With Project Monterey, Nvidia and VMware are suggesting that organizations run VMware’s NSX distributed firewall and NSX IDS/IPS software on the BlueField-2 DPU on every server in the fleet. (The latter is an intrusion detection system and intrusion prevention system.) The idea here is that no one on any network can be trusted, outside the main corporate firewall and inside of it, and the best way to secure servers and isolate them when there are issues is to wrap the firewall around each node instead of just around each datacenter.

The NSX software can make use of the Accelerated Switching and Packet Processing (ASAP2) deep packet Inspection technology that is embedded in the Nvidia silicon, which is used to offload of packet filtering, packet steering, cryptography, stateful connection tracking, and inspection of Layer 4 through Layer 7 network services to the BlueField-2 hardware.

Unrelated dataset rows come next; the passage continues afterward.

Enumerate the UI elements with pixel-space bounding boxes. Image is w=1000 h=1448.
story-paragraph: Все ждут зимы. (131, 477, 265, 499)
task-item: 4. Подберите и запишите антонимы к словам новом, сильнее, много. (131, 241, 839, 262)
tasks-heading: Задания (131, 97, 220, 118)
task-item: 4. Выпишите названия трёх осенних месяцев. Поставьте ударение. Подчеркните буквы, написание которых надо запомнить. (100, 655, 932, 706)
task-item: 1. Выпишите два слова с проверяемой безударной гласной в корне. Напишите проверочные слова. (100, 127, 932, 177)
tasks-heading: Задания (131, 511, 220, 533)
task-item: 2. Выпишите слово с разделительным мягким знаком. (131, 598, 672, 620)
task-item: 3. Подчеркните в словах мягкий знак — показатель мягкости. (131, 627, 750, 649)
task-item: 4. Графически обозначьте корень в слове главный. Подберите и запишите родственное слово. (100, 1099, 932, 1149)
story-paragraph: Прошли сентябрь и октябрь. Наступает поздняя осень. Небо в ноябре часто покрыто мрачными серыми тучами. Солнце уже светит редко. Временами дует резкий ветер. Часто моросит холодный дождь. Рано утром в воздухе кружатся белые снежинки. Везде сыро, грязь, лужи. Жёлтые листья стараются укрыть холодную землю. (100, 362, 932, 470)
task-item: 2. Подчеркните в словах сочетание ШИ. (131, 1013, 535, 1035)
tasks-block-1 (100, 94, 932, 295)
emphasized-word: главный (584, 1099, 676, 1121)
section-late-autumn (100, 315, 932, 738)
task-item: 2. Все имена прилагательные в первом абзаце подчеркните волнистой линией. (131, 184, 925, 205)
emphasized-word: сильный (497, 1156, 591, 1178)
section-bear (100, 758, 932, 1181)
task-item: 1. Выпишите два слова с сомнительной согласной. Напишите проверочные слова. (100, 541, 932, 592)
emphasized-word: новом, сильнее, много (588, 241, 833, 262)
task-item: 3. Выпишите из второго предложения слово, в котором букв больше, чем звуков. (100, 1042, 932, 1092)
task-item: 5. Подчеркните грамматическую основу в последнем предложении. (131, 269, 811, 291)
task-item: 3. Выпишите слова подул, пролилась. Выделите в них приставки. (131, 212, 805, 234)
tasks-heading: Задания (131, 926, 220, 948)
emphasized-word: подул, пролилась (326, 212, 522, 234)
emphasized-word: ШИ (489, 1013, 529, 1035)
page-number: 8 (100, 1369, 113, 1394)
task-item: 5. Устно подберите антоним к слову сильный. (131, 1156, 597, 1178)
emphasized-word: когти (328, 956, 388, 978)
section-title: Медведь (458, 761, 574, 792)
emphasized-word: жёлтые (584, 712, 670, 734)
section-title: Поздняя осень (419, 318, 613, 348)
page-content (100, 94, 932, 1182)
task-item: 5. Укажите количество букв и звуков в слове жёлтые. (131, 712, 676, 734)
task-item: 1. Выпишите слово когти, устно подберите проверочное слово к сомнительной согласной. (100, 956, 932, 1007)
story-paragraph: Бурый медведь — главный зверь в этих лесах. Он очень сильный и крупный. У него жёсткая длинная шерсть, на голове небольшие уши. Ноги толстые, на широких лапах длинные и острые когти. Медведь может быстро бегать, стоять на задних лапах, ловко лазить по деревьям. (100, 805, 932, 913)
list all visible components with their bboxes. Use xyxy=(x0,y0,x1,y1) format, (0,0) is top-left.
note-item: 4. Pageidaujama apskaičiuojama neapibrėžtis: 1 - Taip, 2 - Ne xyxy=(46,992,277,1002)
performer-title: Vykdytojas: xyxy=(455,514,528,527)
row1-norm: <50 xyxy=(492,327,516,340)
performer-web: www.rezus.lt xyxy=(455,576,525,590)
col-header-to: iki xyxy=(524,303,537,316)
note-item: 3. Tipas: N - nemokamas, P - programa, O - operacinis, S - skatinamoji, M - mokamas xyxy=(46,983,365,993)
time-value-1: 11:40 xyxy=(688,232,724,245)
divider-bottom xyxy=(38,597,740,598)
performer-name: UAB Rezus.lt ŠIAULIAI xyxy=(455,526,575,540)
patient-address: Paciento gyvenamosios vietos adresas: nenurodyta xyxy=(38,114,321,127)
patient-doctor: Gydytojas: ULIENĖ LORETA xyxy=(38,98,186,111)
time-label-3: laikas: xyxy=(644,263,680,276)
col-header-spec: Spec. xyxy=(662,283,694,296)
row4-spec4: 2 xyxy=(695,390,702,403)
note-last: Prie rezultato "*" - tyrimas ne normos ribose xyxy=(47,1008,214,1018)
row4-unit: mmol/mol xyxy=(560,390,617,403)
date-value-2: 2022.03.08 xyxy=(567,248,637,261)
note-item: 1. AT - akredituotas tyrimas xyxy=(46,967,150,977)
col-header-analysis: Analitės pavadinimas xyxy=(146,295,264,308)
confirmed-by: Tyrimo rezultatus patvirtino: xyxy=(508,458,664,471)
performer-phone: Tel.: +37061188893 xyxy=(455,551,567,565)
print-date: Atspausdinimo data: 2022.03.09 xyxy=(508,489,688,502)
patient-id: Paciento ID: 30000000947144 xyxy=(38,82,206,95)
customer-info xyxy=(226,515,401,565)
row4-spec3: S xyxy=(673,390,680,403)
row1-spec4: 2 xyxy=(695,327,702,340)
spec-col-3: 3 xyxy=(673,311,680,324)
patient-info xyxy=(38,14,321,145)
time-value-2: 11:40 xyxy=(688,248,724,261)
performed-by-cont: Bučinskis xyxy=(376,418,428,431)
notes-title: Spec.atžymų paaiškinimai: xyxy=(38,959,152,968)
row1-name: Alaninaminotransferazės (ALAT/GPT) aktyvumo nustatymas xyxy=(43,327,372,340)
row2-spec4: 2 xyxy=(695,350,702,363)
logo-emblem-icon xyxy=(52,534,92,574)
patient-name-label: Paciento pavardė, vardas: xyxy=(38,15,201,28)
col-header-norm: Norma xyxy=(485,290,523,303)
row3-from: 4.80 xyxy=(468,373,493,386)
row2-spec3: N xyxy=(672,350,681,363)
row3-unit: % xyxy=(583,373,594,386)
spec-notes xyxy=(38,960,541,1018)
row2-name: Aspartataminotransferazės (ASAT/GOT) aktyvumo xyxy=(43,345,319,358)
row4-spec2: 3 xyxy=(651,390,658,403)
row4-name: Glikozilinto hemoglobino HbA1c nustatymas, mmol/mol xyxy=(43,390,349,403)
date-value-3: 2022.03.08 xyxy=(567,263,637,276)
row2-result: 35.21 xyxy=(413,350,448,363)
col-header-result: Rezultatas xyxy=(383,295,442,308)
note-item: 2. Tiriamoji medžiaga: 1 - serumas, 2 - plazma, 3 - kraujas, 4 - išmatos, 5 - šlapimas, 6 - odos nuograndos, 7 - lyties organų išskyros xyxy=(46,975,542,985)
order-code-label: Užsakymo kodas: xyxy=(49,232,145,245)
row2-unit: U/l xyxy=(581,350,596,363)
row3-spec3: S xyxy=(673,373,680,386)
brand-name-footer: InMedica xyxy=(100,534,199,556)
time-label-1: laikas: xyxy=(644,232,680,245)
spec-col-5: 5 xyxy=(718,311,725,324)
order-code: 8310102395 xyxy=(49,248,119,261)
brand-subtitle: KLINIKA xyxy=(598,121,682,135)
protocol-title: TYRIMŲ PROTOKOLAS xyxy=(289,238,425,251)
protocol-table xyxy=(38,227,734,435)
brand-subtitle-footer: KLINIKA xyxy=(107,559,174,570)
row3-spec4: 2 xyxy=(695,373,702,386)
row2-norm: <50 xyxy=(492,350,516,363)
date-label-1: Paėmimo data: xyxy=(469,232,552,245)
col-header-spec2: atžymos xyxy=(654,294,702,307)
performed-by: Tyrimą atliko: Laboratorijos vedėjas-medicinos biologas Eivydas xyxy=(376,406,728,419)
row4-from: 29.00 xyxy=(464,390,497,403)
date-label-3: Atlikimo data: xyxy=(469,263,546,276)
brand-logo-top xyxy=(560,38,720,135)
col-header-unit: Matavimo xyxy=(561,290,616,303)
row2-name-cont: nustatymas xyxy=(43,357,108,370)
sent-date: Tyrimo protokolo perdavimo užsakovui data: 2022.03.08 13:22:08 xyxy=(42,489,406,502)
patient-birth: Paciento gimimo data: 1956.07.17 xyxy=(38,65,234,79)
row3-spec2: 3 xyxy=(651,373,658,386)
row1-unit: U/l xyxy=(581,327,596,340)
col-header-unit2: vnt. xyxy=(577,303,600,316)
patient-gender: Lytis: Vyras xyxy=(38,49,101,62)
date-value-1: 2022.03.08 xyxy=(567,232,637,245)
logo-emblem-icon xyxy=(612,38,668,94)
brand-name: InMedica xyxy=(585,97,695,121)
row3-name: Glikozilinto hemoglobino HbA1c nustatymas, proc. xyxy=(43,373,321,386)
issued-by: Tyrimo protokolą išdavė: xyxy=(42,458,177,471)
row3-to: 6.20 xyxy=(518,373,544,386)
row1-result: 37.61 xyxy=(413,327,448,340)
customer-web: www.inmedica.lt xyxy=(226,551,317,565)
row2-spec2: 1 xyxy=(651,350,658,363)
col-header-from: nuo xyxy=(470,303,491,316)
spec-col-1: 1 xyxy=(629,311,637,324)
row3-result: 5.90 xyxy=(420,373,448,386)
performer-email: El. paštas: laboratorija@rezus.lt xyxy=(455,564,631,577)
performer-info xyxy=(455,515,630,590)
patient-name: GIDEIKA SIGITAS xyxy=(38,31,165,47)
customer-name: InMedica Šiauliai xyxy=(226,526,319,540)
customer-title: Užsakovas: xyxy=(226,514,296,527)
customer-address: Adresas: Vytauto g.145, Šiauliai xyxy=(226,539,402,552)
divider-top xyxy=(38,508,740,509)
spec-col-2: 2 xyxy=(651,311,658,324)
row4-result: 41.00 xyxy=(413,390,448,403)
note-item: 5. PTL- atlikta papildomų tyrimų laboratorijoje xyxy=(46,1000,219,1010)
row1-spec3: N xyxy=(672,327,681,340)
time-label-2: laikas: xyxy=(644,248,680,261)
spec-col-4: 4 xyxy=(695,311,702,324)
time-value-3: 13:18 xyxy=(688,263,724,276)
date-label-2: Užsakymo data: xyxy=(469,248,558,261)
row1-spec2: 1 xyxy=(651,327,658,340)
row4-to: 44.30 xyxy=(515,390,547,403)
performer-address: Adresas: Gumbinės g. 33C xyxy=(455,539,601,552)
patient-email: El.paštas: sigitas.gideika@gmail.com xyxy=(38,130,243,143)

The first of the server makers out the door with the combined VMware stack and Nvidia BlueField-2 is Dell, which has certified configurations of its PowerEdge R650 and R750 rack servers and its VxRAIL hyperconverged infrastructure with the Nvidia DPUs and vSphere 8 preinstalled to offload as much work as possible to those DPUs. These systems will be available in November. Pricing is obviously not available now. Hopefully they will be when they start shipping so we can figure out the real ROI of DPU offload for server virtualization. The numbers matter here. In a way, the ROI will pay for enhanced security for those who have to justify the added complexity and cost. Those who want the enhanced security at nearly any cost won’t care as much about the DPU ROI. The trick for VMware and Nvidia is to price this low enough that it is indeed a no-brainer.